Weston,
If I were you, I would not try to "defend" baptism from a Presbyterian/Reformed perspective--no more than I would attempt to "defend" calvinism, if I were in your shoes.
I grew up a Presbyterian and a calvinist, before I even knew what those words were, or what they meant. The first time I felt a "challenge" from anything different, a young friend of mine gave me HalLinsey to read. I was fascinated by his apocalypticism, and I went and asked my dad what to make of it. He just asked me, "Does that sound like anything we've ever taught you? Would we have left out some important truth like that, if indeed it was true?" Dad never told me not to read it. He just taught me. He had confidence in the truth.

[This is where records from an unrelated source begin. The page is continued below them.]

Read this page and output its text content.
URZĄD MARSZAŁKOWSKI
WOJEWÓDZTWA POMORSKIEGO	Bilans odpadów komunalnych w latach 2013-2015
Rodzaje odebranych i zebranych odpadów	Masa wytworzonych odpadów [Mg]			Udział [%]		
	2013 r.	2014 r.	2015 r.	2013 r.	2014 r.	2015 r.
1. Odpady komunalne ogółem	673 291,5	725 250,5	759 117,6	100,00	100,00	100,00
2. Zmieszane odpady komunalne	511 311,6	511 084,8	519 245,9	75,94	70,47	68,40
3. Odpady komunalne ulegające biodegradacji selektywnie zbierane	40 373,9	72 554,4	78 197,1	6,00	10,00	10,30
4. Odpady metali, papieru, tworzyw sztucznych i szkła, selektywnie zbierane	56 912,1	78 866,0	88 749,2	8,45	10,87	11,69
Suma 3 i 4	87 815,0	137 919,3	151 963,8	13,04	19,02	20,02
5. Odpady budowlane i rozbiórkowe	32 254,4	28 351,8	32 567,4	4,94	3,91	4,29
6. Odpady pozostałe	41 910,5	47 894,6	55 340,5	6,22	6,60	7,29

I went to a Baptist/Arminian institution for college. In my first semester, I was "challenged" on my particulars by my roommate. I knew what I believed, but I had never studied these things to defend them. I went back to my books. I refreshed my beliefs and confidence.
And the thing that amazed me the most was: I never got a chance to "defend" myself. My roommate never again even raised a challenge to me. I think it was attitudinal--maybe its "mythological" to think so, but I simply didn't view myself anymore as being surrounded by a hostile environment. Socially, I was completely inept, a basket-case. But theologically, I think I just knew I was an "alpha-male."
And I also didn't go looking for challenges. I didn't need to prove it to anyone. I can remember one other occasion in four years of college; someone expressed some surprise that I was a Presbyterian (Really, what are you doing at a Christian college?). I gave him a one or two sentence answer that defended my view of baptism, clearly based in Scripture. And that was that. He said, "Huh. I never heard anything like that before."
But--here's the meat--I don't think I was in any position to "defend" the doctrine of baptism, or even calvinism. I was still a "novice," though having grown up in a Presbyterian church. I wasn't being called to contend with all the Baptists that surrounded me. I needed to learn who these people were, to listen, and to gain sympathy for people who were different. While I reinforced my own confidence in Reformed doctrine.
Let your friends do the challenging. All you need to do is have a calm answer for them, whether positive or negative. You will learn what they believe are the "silver-bullets" and "nuclear-options" for the doctrines they hold. Their willingness to crusade, to persuade you that you are wrong and to win you back to something other than The Gospel, will expose what is truly important to them.
And in case you missed it, my point is that what you contend for with greatest vehemence will also prove what you think is truly important.